Rachel felt she couldn’t afford to miss a home game. “I felt I needed to be there to share in what was happening to Jack,” she writes. “I sat through name-calling, jeers, and vicious baiting in a furious silence. My only response was to sit up very straight, as if my back could absorb the outbursts and prevent them from reaching him.”
In 1957, Jack retired from baseball. Rachel had enjoyed being a homemaker, but now wanted “to develop myself and be a person in my own right.” In 1960, she earned a master’s degree in psychiatric nursing from New York University. Later, she would help create and operate the first U.S. day-hospital for acutely ill psychiatric patients and teach nursing at Yale University Medical School. Meanwhile, Jack moved on to a successful business career and a leadership position in the Civil Rights Movement. But the Robinsons paid a high price for blazing a new path.
Their biggest personal tragedy was the loss of their eldest son, Jack, Jr. Born at the beginning of Jack’s baseball career, Jack, Jr., was constantly compared-unfavorably-to his famous father and had trouble at school. As a soldier in Vietnam, he won a purple heart, but returned home addicted to drugs. In 1968, he was arrested on drug and weapons charges and was subsequently treated at a rehabilitation center. In 1971, shortly after leaving the center, he was killed in a car crash.
In 1968 and 1970, Jack, Sr., suffered heart attacks; he also began losing his sight because of a diabetic condition. On October 23, 1972, Rachel was cooking in the kitchen when she looked up and saw Jack, in the midst of a third heart attack, rushing toward her. “He put his arms around me, said I love you,’and dropped to the floor,” she remembers. At his death, Jack was 53.
For the next few weeks, Rachel was too grief-stricken even to see friends. “I wandered from room to room in my housecoat … I carried a picture of Jack wherever I was.”

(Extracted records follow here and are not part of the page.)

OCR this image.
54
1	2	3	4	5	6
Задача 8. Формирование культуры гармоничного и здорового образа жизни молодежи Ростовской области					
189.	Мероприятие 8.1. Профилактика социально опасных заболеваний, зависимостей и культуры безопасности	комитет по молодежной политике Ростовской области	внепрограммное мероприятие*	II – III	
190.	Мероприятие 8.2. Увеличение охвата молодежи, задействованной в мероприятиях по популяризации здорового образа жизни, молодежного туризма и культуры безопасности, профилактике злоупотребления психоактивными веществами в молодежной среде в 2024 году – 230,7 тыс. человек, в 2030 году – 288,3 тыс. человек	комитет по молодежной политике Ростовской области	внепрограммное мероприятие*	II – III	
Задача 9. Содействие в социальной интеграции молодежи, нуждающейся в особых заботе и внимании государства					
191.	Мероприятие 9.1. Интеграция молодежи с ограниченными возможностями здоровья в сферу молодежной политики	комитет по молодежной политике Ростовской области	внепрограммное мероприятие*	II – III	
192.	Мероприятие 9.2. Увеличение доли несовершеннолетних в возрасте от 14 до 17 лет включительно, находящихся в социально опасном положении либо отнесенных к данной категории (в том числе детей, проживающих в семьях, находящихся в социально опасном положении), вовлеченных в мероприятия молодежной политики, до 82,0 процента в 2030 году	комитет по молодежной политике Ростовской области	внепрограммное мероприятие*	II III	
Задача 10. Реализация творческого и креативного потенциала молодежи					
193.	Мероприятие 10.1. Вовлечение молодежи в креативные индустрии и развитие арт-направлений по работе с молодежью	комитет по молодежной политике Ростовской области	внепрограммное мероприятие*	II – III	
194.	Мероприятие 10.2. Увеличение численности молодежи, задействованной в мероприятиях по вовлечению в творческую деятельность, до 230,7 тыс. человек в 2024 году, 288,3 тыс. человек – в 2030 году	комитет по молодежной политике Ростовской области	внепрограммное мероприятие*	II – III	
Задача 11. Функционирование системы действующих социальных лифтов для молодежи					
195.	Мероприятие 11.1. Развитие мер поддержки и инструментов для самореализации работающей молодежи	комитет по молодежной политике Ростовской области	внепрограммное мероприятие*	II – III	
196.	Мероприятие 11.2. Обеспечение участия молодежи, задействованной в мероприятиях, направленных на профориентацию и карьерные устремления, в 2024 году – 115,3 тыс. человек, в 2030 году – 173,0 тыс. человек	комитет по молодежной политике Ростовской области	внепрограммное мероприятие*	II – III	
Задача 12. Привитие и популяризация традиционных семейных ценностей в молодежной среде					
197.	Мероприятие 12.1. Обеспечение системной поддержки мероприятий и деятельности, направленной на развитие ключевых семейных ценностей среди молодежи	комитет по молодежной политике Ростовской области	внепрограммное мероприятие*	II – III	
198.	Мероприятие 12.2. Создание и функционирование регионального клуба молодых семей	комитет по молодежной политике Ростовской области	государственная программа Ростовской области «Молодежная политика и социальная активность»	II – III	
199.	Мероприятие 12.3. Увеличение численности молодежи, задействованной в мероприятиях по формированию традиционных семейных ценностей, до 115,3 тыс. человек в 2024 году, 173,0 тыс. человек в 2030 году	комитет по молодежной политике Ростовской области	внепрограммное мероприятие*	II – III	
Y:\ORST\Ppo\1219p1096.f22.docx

The picture showed him sliding into home plate. “I could look at it and feel he was okay now,” she says. “He had made it home safely; nobody, nothing could hurt him anymore.”
Rachel didn’t stay idle for long. Within a month, she had decided to go back to work, knowing it would help her heal.
In 1973, she founded the Jackie Robinson Foundation, an organization dedicated to the nurturing and education of minority youth. “We give young people career counseling,” she noted, “and they all participate in give-back projects in their communities.”
Ninety percent graduate from college.
With the foundation securely on track, Rachel recently stepped down as chair to allow time for other activities-including spending time with her nine grandchildren. Her surviving children have thrived. Daughter Sharon, 46, is a practicing nurse-midwife and assistant clinical professor at the Yale School of Nursing: son David, 44, is in the import-export business in East Africa.
In writing her book, Rachel had to relive the pain as well as the accomplishments in her life. How would she counsel others faced with adversity? “If you can’t deal with something, rise above it,” she says. “If you still hit trouble, learn to fly.”